El drama nunca falta cuando se trata de política en México, y las protestas por la reforma judicial de 2024 lo demuestran mejor que cualquier telenovela. En el epicentro de esta tormenta política, miles de manifestantes, principalmente en la Ciudad de México, han salido a las calles desde que el gobierno presentó la controvertida reforma en marzo de 2024, impulsada por la administración actual con la esperanza de, según ellos, 'modernizar' el sistema judicial del país.
Ahora, ¿qué es esta reforma judicial mexicana de 2024 que tiene a tantas personas alborotadas? Básicamente, los críticos de siempre dicen que permitirá al gobierno tener más control sobre el Poder Judicial bajo la fachada de reducir la corrupción y eficiencia administrativa. ¿Suena familiar? Claro, porque es lo mismo que siempre reclaman: más control, menos libertad.
A primera vista, la reforma parece tener buenas intenciones. Eliminar la burocracia, acelerar procesos judiciales, eliminar la corrupción rampante, bla bla bla. ¿Cuántas veces hemos escuchado esa misma canción de política azucarada? Pero aquí está el truco: lo que estos manifestantes ignoran, convenientemente, es que el Poder Judicial en México es como un ejército de burocracia paquidérmica. En lugar de huelgas, deberían estar agradeciendo por cualquier intento de transformar este dinosaurio en algo que sirva realmente al pueblo, no meramente a intereses creados.
Décadas de corrupción, lentitud y simpatía por los culpables han infectado este sistema judicial. La reforma de 2024 intenta cortar esas raíces podridas e implementar un sistema más ágil y justo, pero claro, para muchos, eso significa perder la capacidad de manipular el sistema a su favor. No es sorpresa que la plaza del Zócalo esté llena de pancartas, como un circo eternamente montado.
Sin embargo, resultaría ridículo no subrayar la hipocresía detrás de estas protestas. Muchos de los que están en las calles son los mismos que nunca antes levantaron un dedo cuando la injusticia y la lentitud reinaban en los tribunales. Ahora que algo realmente está estando en juego, suena la alarma. No es política, es control de daños para mantener un sistema que los favorece.
El impulso de la reforma es claro: limitar el nepotismo, garantizar que los jueces sean seleccionados por su mérito y no por sus conexiones familiares.

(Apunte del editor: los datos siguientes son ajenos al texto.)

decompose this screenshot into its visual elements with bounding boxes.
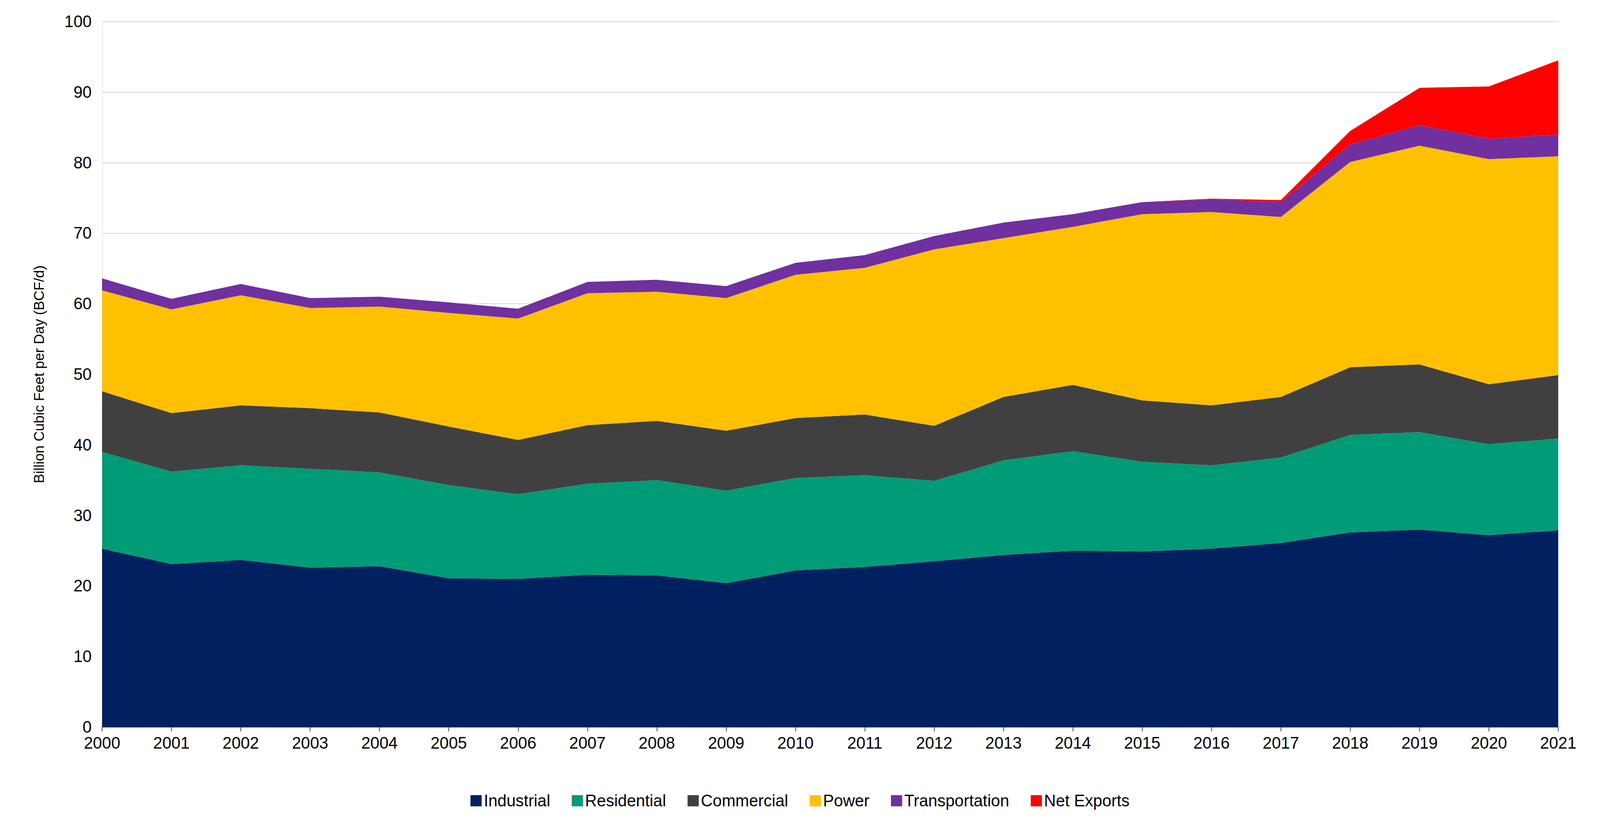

Los críticos afirman que esto está diseñado para permitir que el ejecutivo manipule el tribunal. Sin embargo, a menos que vivas en un mundo perfecto tejido por sueño de liberales, sabes que un sistema judicial fuerte y independiente es posible únicamente si se deshacen esos lazos ancestrales de favoritismo.
Algunos, de manera predecible, argumentan que México se está transformando en un estado autoritario. Sin embargo, si bien el camino hacia una democracia plena no es pavimentado, darle una oportunidad a la reforma puede ser justo lo que el país necesita, especialmente si se compara con las reformas pretéritas que nunca pasaron del papel. Pensar que cualquier cambio es sinónimo automático de pérdida de libertad es más alarmista que realista.
Lo cierto es que, en toda reforma gubernamental, existen riesgos. Sí, hay preocupaciones válidas, como el control excesivo del gobierno sobre el poder judicial. Sin embargo, también hay espacio para oportunidades: limpiar las telarañas y permitir que las leyes funcionen para el pueblo, no para las élites. Las manifestaciones pueden ser necesarias, pero solo cuando sirven para mejorar, no simplemente para hacer ruido.
La verdad es que tras cada derroche de tinta y pancartas, pocos realmente entienden la profundidad del cambio que México necesita. La reforma de 2024 podría ser sobre política, pero sobre todo es sobre el futuro. Un cambio que podría terminar con décadas de injusticia institucionalizada y finalmente abrir las puertas para un sistema judicial más rápido y justo.
Al final del día, la reforma judicial mexicana de 2024 es un llamado a la acción tanto para los que gobiernan como para los que son gobernados. Podría ser un punto de inflexión para el país. Claro, reformar la injusticia nunca es fácil, sobre todo cuando hay tantos cómodos en ella.